Approval of files. The Supreme Court also supports the searches carried out in the offices of García Ortiz and the provincial prosecutor of Madrid, Pilar Rodríguez, which the prosecutor’s office and the prosecution considered abusive. They reported that the Civil Guard canceled and copied the content of the last eight months that they kept on their electronic devices, despite the fact that the events investigated were limited to 48 hours. The High Court emphasizes that it could not be otherwise: “The evidence during the oral trial showed that a selective seizure within a few hours was not feasible. As is always the case when a procedure of this type is agreed, the entire contents of the device must be copied.”
“Only then can the necessary work be carried out to examine exclusively the limited period or the files useful for the investigation. But to collect the communications between March 8 and the date of the copy, a total copy was inevitable,” continues the opinion of the High Court. The defense sought to annul the minutes in order to exclude from the proceedings all the reports that the Civil Guard subsequently prepared and which pointed against García Ortiz.
“Erasing”. The court is looking into the deletion of mobile messages carried out by García Ortiz on October 16, 2024, the day he was informed of the opening of the case against him. During the trial, the attorney general explained that he removed them periodically. The court, while affirming that this action cannot “be considered decisive for evidentiary purposes”, grants it “probative relevance”. Thus, after evaluating it in context, it emphasizes: “The Chamber concludes that the explanatory cause of the deletion cannot be other than the strategic destruction of all information that could compromise the exonerating thesis asserted, with complete legitimacy, by Mr. García Ortiz. »
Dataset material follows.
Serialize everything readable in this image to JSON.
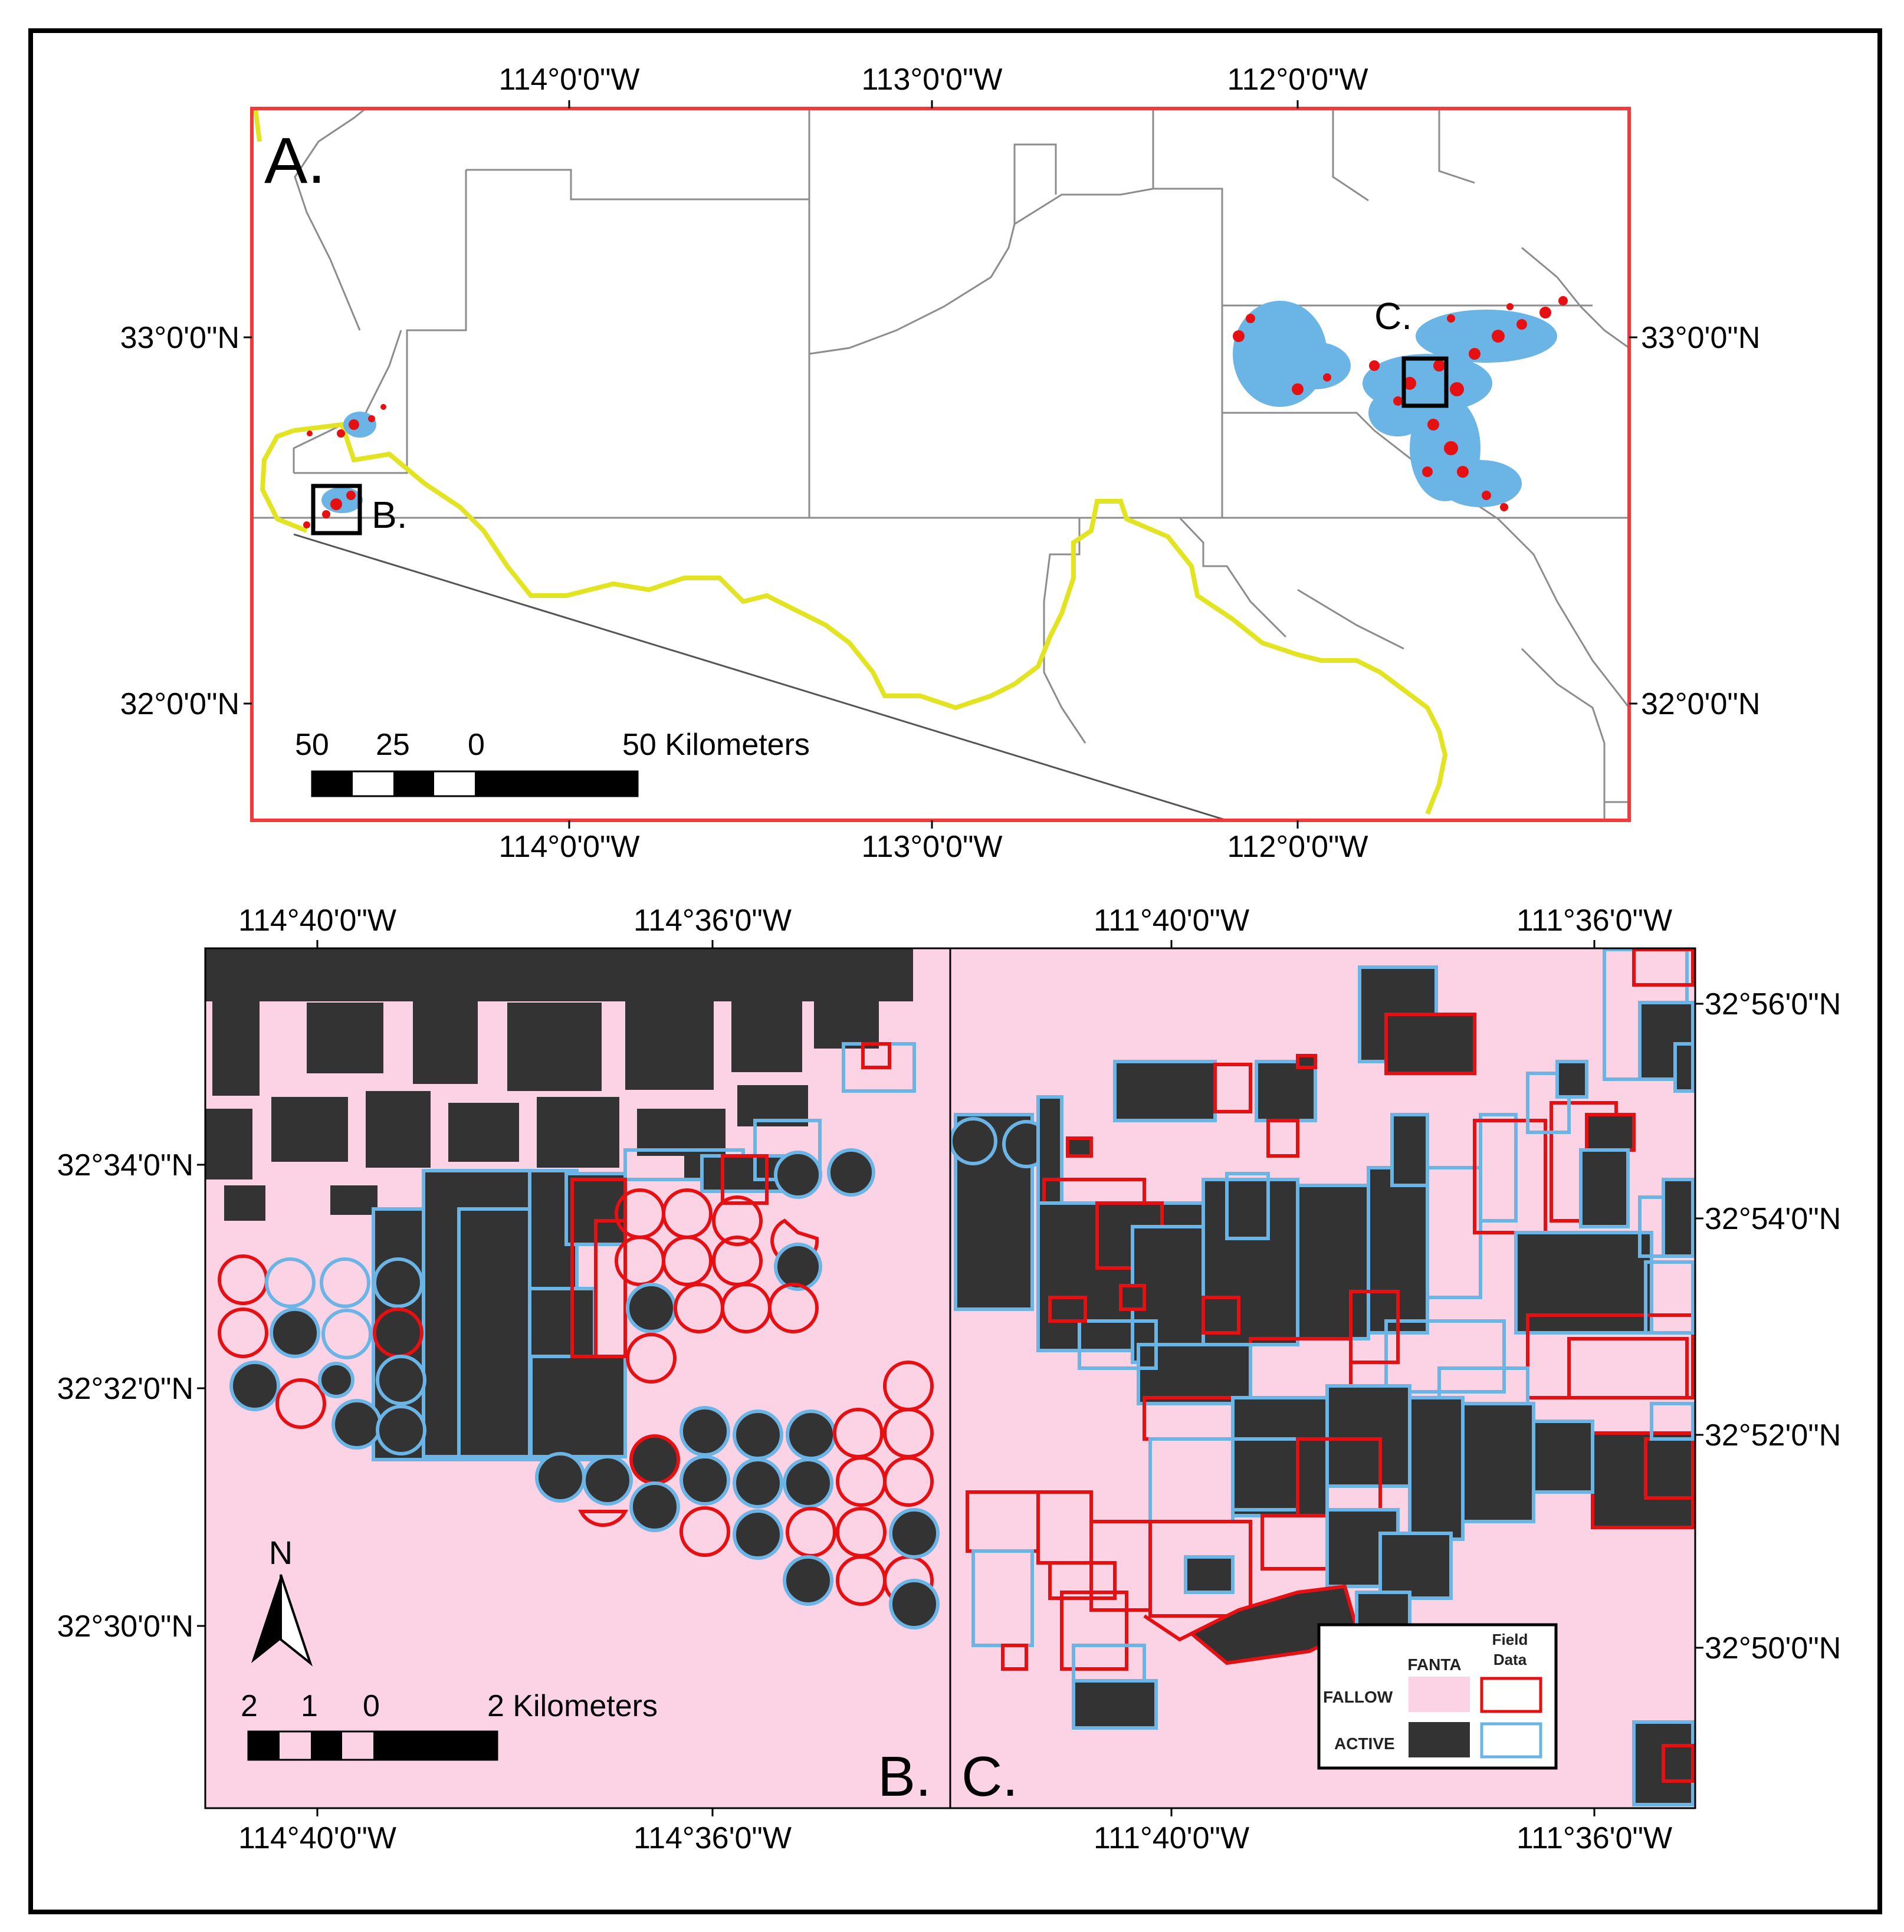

Lastra support. One of the most famous testimonies in the trial regarding the accusations was that of Almudena Lastra, who said she suspected García Ortiz and even reprimanded him in a phone call. To counter its version, the defense alleged that the Madrid Attorney General was in conflict with the management of the State Attorney General’s Office. A thesis that the Supreme Court does not accept: “She seems neither reluctant nor resentful about her situation or the treatment she suffered within the tax department. Rather, what it shows is that, loyal to her superior, she alerted him to what was happening (about Rodríguez’s hoax) and agreed with him on how to proceed. between the lawyer and the prosecutor to achieve possible compliance.
Pat García Ortiz on the back. According to the judgment, the court takes into account the prosecutor’s career to set the fine at the “minimum possible”: “We are judging a concrete fact, and not a career in a career closely linked to the administration of justice, whose brilliance and dedication we cannot fail to notice and which we cannot fail to take into consideration.”
Setback for González Amador. The court denies that the broadcast of e-mail infringed on Ayuso’s boyfriend’s right to defense in his tax fraud case, as his lawyer argued (thus seeking to quash the proceedings against him). “It is hasty and unfounded to give the impression that the judges called upon to resolve this criminal case will not be able to professionally and legally resolve the accusations, if any, articulated. It must be presumed that they will be fully aware of the impossibility of using this poorly disseminated message as evidence in the process,” says the Supreme Court ruling.